Bugün gördüğünüzden farklı olmayacağım. Soyer Baş kazanacak ama aslında gençler, kadınlar ve toplumsal yapı kazanacak. Hizmet anlayışımızı toplumla buluşturacağız. Daha fazla emek vereceğiz. Gençliğiyle, büyükleriyle kucaklaşan bir başkan göreceksiniz.

Kadın ve gençlik kotasına dikkat edecek misiniz?

Yola çıkarken kararlılığımız gençlik ve kadın önceliğiydi. Bu çizgide devam edeceğiz.

‘İş aş Soyer Baş’ şeklindeki sloganınız çok konuşuldu. Haydar Baş'ı hatırlattı. Ne diyorsunuz?

Ben çocukluğumdan beri bu sloganı duyuyorum. Gençlik mizahı böyle bir şey. Gençlikten gelen mizaha da eleştiriye de açığım. Hiçbir problem yok.

Beylikdüzü İlçe Başkanı ve İlçe Başkan adayı Mülayim Demirtaş ile ilgili eski bir paylaşımın kongre sürecinde yeniden dolaşıma girmesi tartışma yarattı. Bu durumu nasıl yorumluyorsunuz?

2022 tarihli bir paylaşımın bugün kongre sürecinde koordinatörler grubuna atılması talihsizliktir. Mülayim Başkan’ın bu durumu sorgulayacağını düşünüyorum. Bunun etik bir yöntem olduğunu düşünmüyorum. Mahalle örgütlerinin sayfalarında her iki adayın da duyurulması gerekir. Bu daha şık olurdu.

CHP'nin işçinden gelen birisiniz. Uzun süre şimdi görevde olan yönetimle çalıştınız. Neyi eksik bularak aday olmaya karar verdiniz? 

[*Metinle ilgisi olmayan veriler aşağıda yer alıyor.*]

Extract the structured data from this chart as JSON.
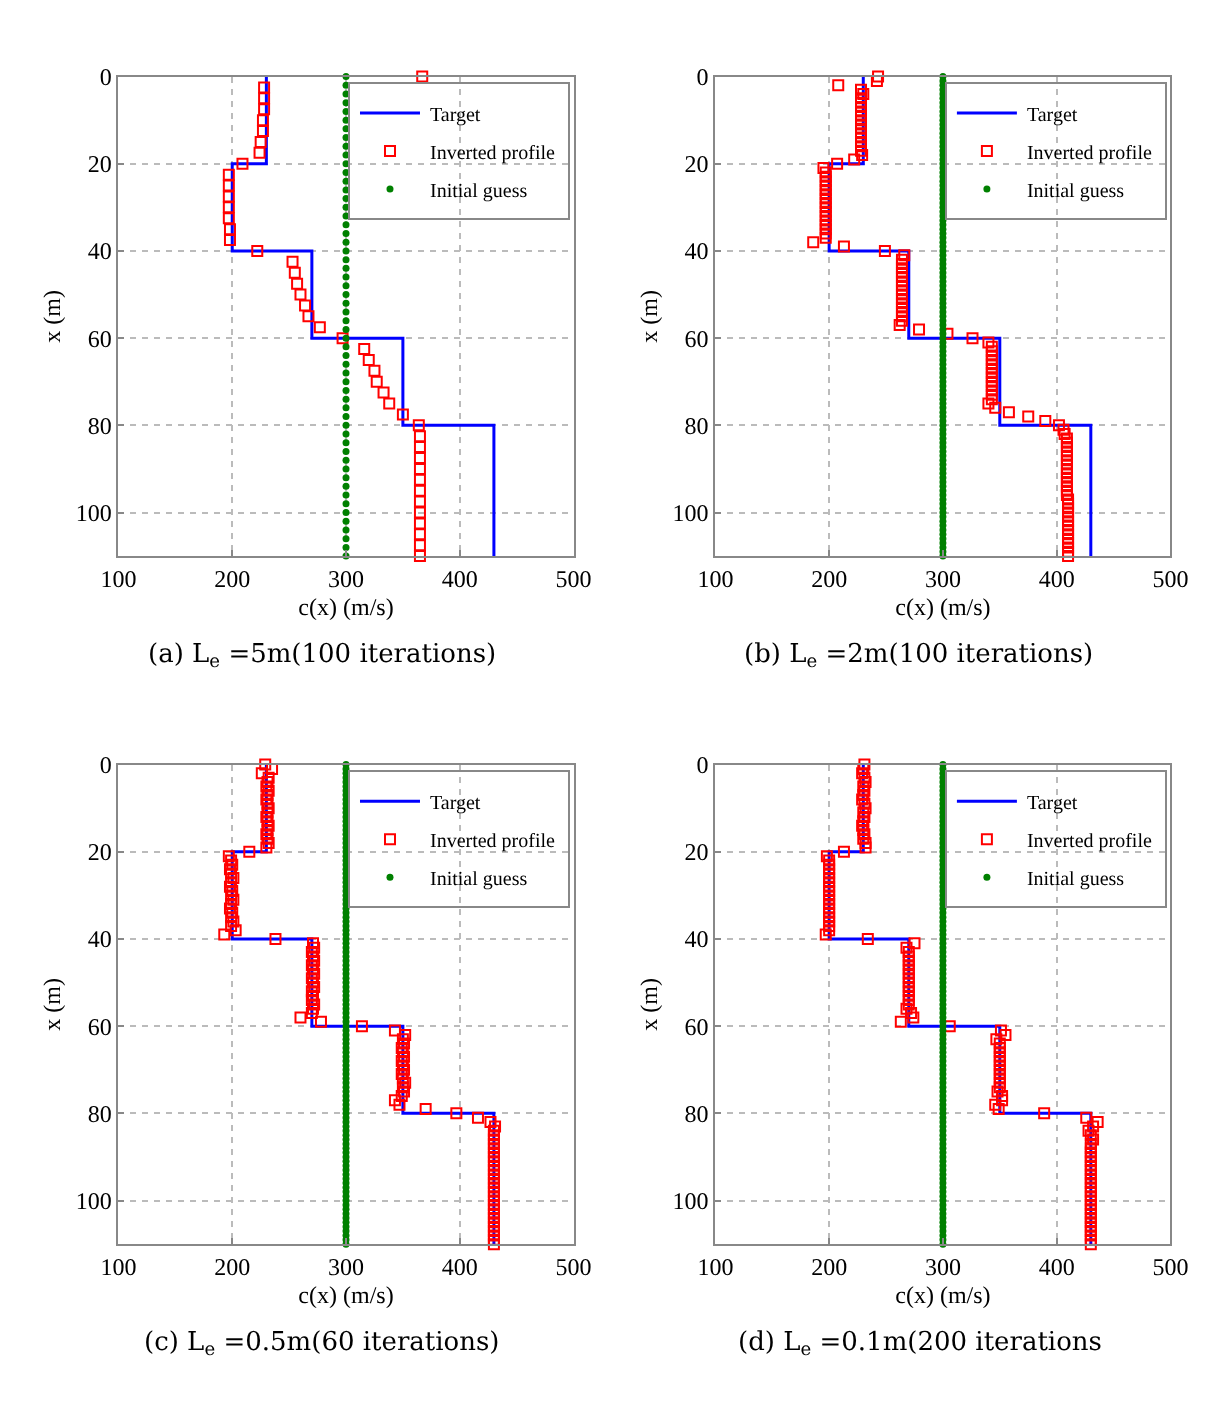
{
  "chart_data": [
    {
      "type": "scatter",
      "title": "(a) L$_{e}$ =5m(100 iterations)",
      "xlabel": "c(x) (m/s)",
      "ylabel": "x (m)",
      "xlim": [
        100,
        500
      ],
      "xticks": [
        100,
        200,
        300,
        400,
        500
      ],
      "ylim": [
        110,
        0
      ],
      "yticks": [
        0,
        20,
        40,
        60,
        80,
        100
      ],
      "grid": true,
      "legend": "top right",
      "series": [
        {
          "name": "Target",
          "type": "line",
          "marker": "none",
          "color": "#0000ff",
          "x": [
            230,
            230,
            200,
            200,
            270,
            270,
            350,
            350,
            430,
            430
          ],
          "values": [
            0,
            20,
            20,
            40,
            40,
            60,
            60,
            80,
            80,
            110
          ]
        },
        {
          "name": "Inverted profile",
          "type": "scatter",
          "marker": "square",
          "color": "#ff0000",
          "x": [
            367,
            228,
            228,
            228,
            227,
            227,
            225,
            224,
            209,
            197,
            197,
            197,
            197,
            197,
            198,
            198,
            222,
            253,
            255,
            257,
            260,
            264,
            267,
            277,
            297,
            316,
            320,
            325,
            327,
            333,
            338,
            350,
            364,
            365,
            365,
            365,
            365,
            365,
            365,
            365,
            365,
            365,
            365,
            365,
            365
          ],
          "values": [
            0,
            2.5,
            5,
            7.5,
            10,
            12.5,
            15,
            17.5,
            20,
            22.5,
            25,
            27.5,
            30,
            32.5,
            35,
            37.5,
            40,
            42.5,
            45,
            47.5,
            50,
            52.5,
            55,
            57.5,
            60,
            62.5,
            65,
            67.5,
            70,
            72.5,
            75,
            77.5,
            80,
            82.5,
            85,
            87.5,
            90,
            92.5,
            95,
            97.5,
            100,
            102.5,
            105,
            107.5,
            110
          ]
        },
        {
          "name": "Initial guess",
          "type": "scatter",
          "marker": "circle",
          "color": "#008000",
          "x": [
            300,
            300,
            300,
            300,
            300,
            300,
            300,
            300,
            300,
            300,
            300,
            300,
            300,
            300,
            300,
            300,
            300,
            300,
            300,
            300,
            300,
            300,
            300,
            300,
            300,
            300,
            300,
            300,
            300,
            300,
            300,
            300,
            300,
            300,
            300,
            300,
            300,
            300,
            300,
            300,
            300,
            300,
            300,
            300,
            300,
            300,
            300,
            300,
            300,
            300,
            300,
            300,
            300,
            300,
            300,
            300
          ],
          "values": [
            0,
            2,
            4,
            6,
            8,
            10,
            12,
            14,
            16,
            18,
            20,
            22,
            24,
            26,
            28,
            30,
            32,
            34,
            36,
            38,
            40,
            42,
            44,
            46,
            48,
            50,
            52,
            54,
            56,
            58,
            60,
            62,
            64,
            66,
            68,
            70,
            72,
            74,
            76,
            78,
            80,
            82,
            84,
            86,
            88,
            90,
            92,
            94,
            96,
            98,
            100,
            102,
            104,
            106,
            108,
            110
          ]
        }
      ]
    },
    {
      "type": "scatter",
      "title": "(b) L$_{e}$ =2m(100 iterations)",
      "xlabel": "c(x) (m/s)",
      "ylabel": "x (m)",
      "xlim": [
        100,
        500
      ],
      "xticks": [
        100,
        200,
        300,
        400,
        500
      ],
      "ylim": [
        110,
        0
      ],
      "yticks": [
        0,
        20,
        40,
        60,
        80,
        100
      ],
      "grid": true,
      "legend": "top right",
      "series": [
        {
          "name": "Target",
          "type": "line",
          "marker": "none",
          "color": "#0000ff",
          "x": [
            230,
            230,
            200,
            200,
            270,
            270,
            350,
            350,
            430,
            430
          ],
          "values": [
            0,
            20,
            20,
            40,
            40,
            60,
            60,
            80,
            80,
            110
          ]
        },
        {
          "name": "Inverted profile",
          "type": "scatter",
          "marker": "square",
          "color": "#ff0000",
          "x": [
            243,
            242,
            208,
            228,
            230,
            228,
            228,
            228,
            228,
            228,
            228,
            228,
            228,
            228,
            228,
            228,
            228,
            228,
            229,
            222,
            207,
            195,
            197,
            197,
            197,
            197,
            197,
            197,
            197,
            197,
            197,
            197,
            197,
            197,
            197,
            197,
            197,
            197,
            186,
            213,
            249,
            266,
            264,
            264,
            264,
            264,
            264,
            264,
            264,
            264,
            264,
            264,
            264,
            264,
            264,
            264,
            264,
            262,
            279,
            304,
            326,
            340,
            343,
            343,
            343,
            343,
            343,
            343,
            343,
            343,
            343,
            343,
            343,
            343,
            343,
            340,
            346,
            358,
            375,
            390,
            402,
            406,
            407,
            409,
            409,
            409,
            409,
            409,
            409,
            409,
            409,
            409,
            409,
            409,
            409,
            409,
            409,
            410,
            410,
            410,
            410,
            410,
            410,
            410,
            410,
            410,
            410,
            410,
            410,
            410,
            410
          ],
          "values": [
            0,
            1,
            2,
            3,
            4,
            5,
            6,
            7,
            8,
            9,
            10,
            11,
            12,
            13,
            14,
            15,
            16,
            17,
            18,
            19,
            20,
            21,
            22,
            23,
            24,
            25,
            26,
            27,
            28,
            29,
            30,
            31,
            32,
            33,
            34,
            35,
            36,
            37,
            38,
            39,
            40,
            41,
            42,
            43,
            44,
            45,
            46,
            47,
            48,
            49,
            50,
            51,
            52,
            53,
            54,
            55,
            56,
            57,
            58,
            59,
            60,
            61,
            62,
            63,
            64,
            65,
            66,
            67,
            68,
            69,
            70,
            71,
            72,
            73,
            74,
            75,
            76,
            77,
            78,
            79,
            80,
            81,
            82,
            83,
            84,
            85,
            86,
            87,
            88,
            89,
            90,
            91,
            92,
            93,
            94,
            95,
            96,
            97,
            98,
            99,
            100,
            101,
            102,
            103,
            104,
            105,
            106,
            107,
            108,
            109,
            110
          ]
        },
        {
          "name": "Initial guess",
          "type": "scatter",
          "marker": "circle",
          "color": "#008000",
          "x": [
            300,
            300,
            300,
            300,
            300,
            300,
            300,
            300,
            300,
            300,
            300,
            300,
            300,
            300,
            300,
            300,
            300,
            300,
            300,
            300,
            300,
            300,
            300,
            300,
            300,
            300,
            300,
            300,
            300,
            300,
            300,
            300,
            300,
            300,
            300,
            300,
            300,
            300,
            300,
            300,
            300,
            300,
            300,
            300,
            300,
            300,
            300,
            300,
            300,
            300,
            300,
            300,
            300,
            300,
            300,
            300,
            300,
            300,
            300,
            300,
            300,
            300,
            300,
            300,
            300,
            300,
            300,
            300,
            300,
            300,
            300,
            300,
            300,
            300,
            300,
            300,
            300,
            300,
            300,
            300,
            300,
            300,
            300,
            300,
            300,
            300,
            300,
            300,
            300,
            300,
            300,
            300,
            300,
            300,
            300,
            300,
            300,
            300,
            300,
            300,
            300,
            300,
            300,
            300,
            300,
            300,
            300,
            300,
            300,
            300,
            300
          ],
          "values": [
            0,
            1,
            2,
            3,
            4,
            5,
            6,
            7,
            8,
            9,
            10,
            11,
            12,
            13,
            14,
            15,
            16,
            17,
            18,
            19,
            20,
            21,
            22,
            23,
            24,
            25,
            26,
            27,
            28,
            29,
            30,
            31,
            32,
            33,
            34,
            35,
            36,
            37,
            38,
            39,
            40,
            41,
            42,
            43,
            44,
            45,
            46,
            47,
            48,
            49,
            50,
            51,
            52,
            53,
            54,
            55,
            56,
            57,
            58,
            59,
            60,
            61,
            62,
            63,
            64,
            65,
            66,
            67,
            68,
            69,
            70,
            71,
            72,
            73,
            74,
            75,
            76,
            77,
            78,
            79,
            80,
            81,
            82,
            83,
            84,
            85,
            86,
            87,
            88,
            89,
            90,
            91,
            92,
            93,
            94,
            95,
            96,
            97,
            98,
            99,
            100,
            101,
            102,
            103,
            104,
            105,
            106,
            107,
            108,
            109,
            110
          ]
        }
      ]
    },
    {
      "type": "scatter",
      "title": "(c) L$_{e}$ =0.5m(60 iterations)",
      "xlabel": "c(x) (m/s)",
      "ylabel": "x (m)",
      "xlim": [
        100,
        500
      ],
      "xticks": [
        100,
        200,
        300,
        400,
        500
      ],
      "ylim": [
        110,
        0
      ],
      "yticks": [
        0,
        20,
        40,
        60,
        80,
        100
      ],
      "grid": true,
      "legend": "top right",
      "series": [
        {
          "name": "Target",
          "type": "line",
          "marker": "none",
          "color": "#0000ff",
          "x": [
            230,
            230,
            200,
            200,
            270,
            270,
            350,
            350,
            430,
            430
          ],
          "values": [
            0,
            20,
            20,
            40,
            40,
            60,
            60,
            80,
            80,
            110
          ]
        },
        {
          "name": "Inverted profile",
          "type": "scatter",
          "marker": "square",
          "color": "#ff0000",
          "x": [
            229,
            235,
            226,
            232,
            231,
            230,
            232,
            231,
            230,
            231,
            232,
            231,
            230,
            231,
            232,
            231,
            230,
            231,
            232,
            230,
            215,
            197,
            199,
            200,
            198,
            199,
            201,
            199,
            198,
            200,
            199,
            201,
            199,
            198,
            200,
            199,
            201,
            199,
            203,
            193,
            238,
            271,
            272,
            270,
            271,
            272,
            270,
            271,
            272,
            270,
            271,
            272,
            270,
            271,
            270,
            272,
            271,
            270,
            260,
            278,
            314,
            343,
            352,
            350,
            351,
            349,
            350,
            351,
            349,
            350,
            351,
            349,
            350,
            352,
            350,
            351,
            349,
            343,
            347,
            370,
            397,
            416,
            427,
            431,
            430,
            430,
            430,
            430,
            430,
            430,
            430,
            430,
            430,
            430,
            430,
            430,
            430,
            430,
            430,
            430,
            430,
            430,
            430,
            430,
            430,
            430,
            430,
            430,
            430,
            430,
            430
          ],
          "values": [
            0,
            1,
            2,
            3,
            4,
            5,
            6,
            7,
            8,
            9,
            10,
            11,
            12,
            13,
            14,
            15,
            16,
            17,
            18,
            19,
            20,
            21,
            22,
            23,
            24,
            25,
            26,
            27,
            28,
            29,
            30,
            31,
            32,
            33,
            34,
            35,
            36,
            37,
            38,
            39,
            40,
            41,
            42,
            43,
            44,
            45,
            46,
            47,
            48,
            49,
            50,
            51,
            52,
            53,
            54,
            55,
            56,
            57,
            58,
            59,
            60,
            61,
            62,
            63,
            64,
            65,
            66,
            67,
            68,
            69,
            70,
            71,
            72,
            73,
            74,
            75,
            76,
            77,
            78,
            79,
            80,
            81,
            82,
            83,
            84,
            85,
            86,
            87,
            88,
            89,
            90,
            91,
            92,
            93,
            94,
            95,
            96,
            97,
            98,
            99,
            100,
            101,
            102,
            103,
            104,
            105,
            106,
            107,
            108,
            109,
            110
          ]
        },
        {
          "name": "Initial guess",
          "type": "scatter",
          "marker": "circle",
          "color": "#008000",
          "x": [
            300,
            300,
            300,
            300,
            300,
            300,
            300,
            300,
            300,
            300,
            300,
            300,
            300,
            300,
            300,
            300,
            300,
            300,
            300,
            300,
            300,
            300,
            300,
            300,
            300,
            300,
            300,
            300,
            300,
            300,
            300,
            300,
            300,
            300,
            300,
            300,
            300,
            300,
            300,
            300,
            300,
            300,
            300,
            300,
            300,
            300,
            300,
            300,
            300,
            300,
            300,
            300,
            300,
            300,
            300,
            300,
            300,
            300,
            300,
            300,
            300,
            300,
            300,
            300,
            300,
            300,
            300,
            300,
            300,
            300,
            300,
            300,
            300,
            300,
            300,
            300,
            300,
            300,
            300,
            300,
            300,
            300,
            300,
            300,
            300,
            300,
            300,
            300,
            300,
            300,
            300,
            300,
            300,
            300,
            300,
            300,
            300,
            300,
            300,
            300,
            300,
            300,
            300,
            300,
            300,
            300,
            300,
            300,
            300,
            300,
            300
          ],
          "values": [
            0,
            1,
            2,
            3,
            4,
            5,
            6,
            7,
            8,
            9,
            10,
            11,
            12,
            13,
            14,
            15,
            16,
            17,
            18,
            19,
            20,
            21,
            22,
            23,
            24,
            25,
            26,
            27,
            28,
            29,
            30,
            31,
            32,
            33,
            34,
            35,
            36,
            37,
            38,
            39,
            40,
            41,
            42,
            43,
            44,
            45,
            46,
            47,
            48,
            49,
            50,
            51,
            52,
            53,
            54,
            55,
            56,
            57,
            58,
            59,
            60,
            61,
            62,
            63,
            64,
            65,
            66,
            67,
            68,
            69,
            70,
            71,
            72,
            73,
            74,
            75,
            76,
            77,
            78,
            79,
            80,
            81,
            82,
            83,
            84,
            85,
            86,
            87,
            88,
            89,
            90,
            91,
            92,
            93,
            94,
            95,
            96,
            97,
            98,
            99,
            100,
            101,
            102,
            103,
            104,
            105,
            106,
            107,
            108,
            109,
            110
          ]
        }
      ]
    },
    {
      "type": "scatter",
      "title": "(d) L$_{e}$ =0.1m(200 iterations",
      "xlabel": "c(x) (m/s)",
      "ylabel": "x (m)",
      "xlim": [
        100,
        500
      ],
      "xticks": [
        100,
        200,
        300,
        400,
        500
      ],
      "ylim": [
        110,
        0
      ],
      "yticks": [
        0,
        20,
        40,
        60,
        80,
        100
      ],
      "grid": true,
      "legend": "top right",
      "series": [
        {
          "name": "Target",
          "type": "line",
          "marker": "none",
          "color": "#0000ff",
          "x": [
            230,
            230,
            200,
            200,
            270,
            270,
            350,
            350,
            430,
            430
          ],
          "values": [
            0,
            20,
            20,
            40,
            40,
            60,
            60,
            80,
            80,
            110
          ]
        },
        {
          "name": "Inverted profile",
          "type": "scatter",
          "marker": "square",
          "color": "#ff0000",
          "x": [
            231,
            230,
            229,
            231,
            232,
            230,
            231,
            230,
            229,
            231,
            232,
            230,
            231,
            230,
            229,
            230,
            231,
            230,
            232,
            232,
            213,
            198,
            200,
            200,
            200,
            200,
            200,
            200,
            200,
            200,
            200,
            200,
            200,
            200,
            200,
            200,
            200,
            200,
            200,
            197,
            234,
            275,
            268,
            270,
            270,
            270,
            270,
            270,
            270,
            270,
            270,
            270,
            270,
            270,
            270,
            270,
            268,
            272,
            274,
            263,
            306,
            351,
            355,
            347,
            350,
            350,
            350,
            350,
            350,
            350,
            350,
            350,
            350,
            350,
            350,
            348,
            352,
            352,
            346,
            349,
            389,
            426,
            436,
            432,
            428,
            430,
            432,
            430,
            430,
            430,
            430,
            430,
            430,
            430,
            430,
            430,
            430,
            430,
            430,
            430,
            430,
            430,
            430,
            430,
            430,
            430,
            430,
            430,
            430,
            430,
            430
          ],
          "values": [
            0,
            1,
            2,
            3,
            4,
            5,
            6,
            7,
            8,
            9,
            10,
            11,
            12,
            13,
            14,
            15,
            16,
            17,
            18,
            19,
            20,
            21,
            22,
            23,
            24,
            25,
            26,
            27,
            28,
            29,
            30,
            31,
            32,
            33,
            34,
            35,
            36,
            37,
            38,
            39,
            40,
            41,
            42,
            43,
            44,
            45,
            46,
            47,
            48,
            49,
            50,
            51,
            52,
            53,
            54,
            55,
            56,
            57,
            58,
            59,
            60,
            61,
            62,
            63,
            64,
            65,
            66,
            67,
            68,
            69,
            70,
            71,
            72,
            73,
            74,
            75,
            76,
            77,
            78,
            79,
            80,
            81,
            82,
            83,
            84,
            85,
            86,
            87,
            88,
            89,
            90,
            91,
            92,
            93,
            94,
            95,
            96,
            97,
            98,
            99,
            100,
            101,
            102,
            103,
            104,
            105,
            106,
            107,
            108,
            109,
            110
          ]
        },
        {
          "name": "Initial guess",
          "type": "scatter",
          "marker": "circle",
          "color": "#008000",
          "x": [
            300,
            300,
            300,
            300,
            300,
            300,
            300,
            300,
            300,
            300,
            300,
            300,
            300,
            300,
            300,
            300,
            300,
            300,
            300,
            300,
            300,
            300,
            300,
            300,
            300,
            300,
            300,
            300,
            300,
            300,
            300,
            300,
            300,
            300,
            300,
            300,
            300,
            300,
            300,
            300,
            300,
            300,
            300,
            300,
            300,
            300,
            300,
            300,
            300,
            300,
            300,
            300,
            300,
            300,
            300,
            300,
            300,
            300,
            300,
            300,
            300,
            300,
            300,
            300,
            300,
            300,
            300,
            300,
            300,
            300,
            300,
            300,
            300,
            300,
            300,
            300,
            300,
            300,
            300,
            300,
            300,
            300,
            300,
            300,
            300,
            300,
            300,
            300,
            300,
            300,
            300,
            300,
            300,
            300,
            300,
            300,
            300,
            300,
            300,
            300,
            300,
            300,
            300,
            300,
            300,
            300,
            300,
            300,
            300,
            300,
            300
          ],
          "values": [
            0,
            1,
            2,
            3,
            4,
            5,
            6,
            7,
            8,
            9,
            10,
            11,
            12,
            13,
            14,
            15,
            16,
            17,
            18,
            19,
            20,
            21,
            22,
            23,
            24,
            25,
            26,
            27,
            28,
            29,
            30,
            31,
            32,
            33,
            34,
            35,
            36,
            37,
            38,
            39,
            40,
            41,
            42,
            43,
            44,
            45,
            46,
            47,
            48,
            49,
            50,
            51,
            52,
            53,
            54,
            55,
            56,
            57,
            58,
            59,
            60,
            61,
            62,
            63,
            64,
            65,
            66,
            67,
            68,
            69,
            70,
            71,
            72,
            73,
            74,
            75,
            76,
            77,
            78,
            79,
            80,
            81,
            82,
            83,
            84,
            85,
            86,
            87,
            88,
            89,
            90,
            91,
            92,
            93,
            94,
            95,
            96,
            97,
            98,
            99,
            100,
            101,
            102,
            103,
            104,
            105,
            106,
            107,
            108,
            109,
            110
          ]
        }
      ]
    }
  ]
}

Beylikdüzü her zaman örnek bir ilçe olmuştur. Ama gençliğin artık mücadeleyi devralması gerektiğini düşünüyorum. Ekrem Başkan’ın gençlik ve değişim çağrısına bu şekilde cevap vermek istedim. Mülayim Başkan’ın görevi bir gence devretmesi çok kıymetli olur.

Sadece genç olmak mı sizi adaylığa itti?

Gençlik, partide görev almak, bunu daha sistematik, bütünleyici şekilde yapmak. Daha hızlı koşabilirim. Gencim, bu kadar net.

Kazanamazsanız kendinize nasıl bir pozisyon belirleyeceksiniz?

Hangi renk kazanırsa kazansın, biz partimizin tüm üyelerine kendimizi anlatabilecek güçteyiz. Kazanan listeye de kendimizi anlatır, onlardan da oy isteyebiliriz. Çünkü ne istediğimizi biliyoruz.

Parti üyelerine ulaşmakta zorluk yaşıyor musunuz?

Her zaman sahadaydım. Adaylıktan sonra performansımda bir değişiklik olmadı. Diğer adayların da son dönemde daha fazla sahada olduklarını duyuyorum. 19 Mart’tan sonra verilen mücadele, sadece bireysel değil, demokrasiye verilmiş bir mücadele olmalı. Bu tempoyu seçimden sonra da sürdürmek gerekir.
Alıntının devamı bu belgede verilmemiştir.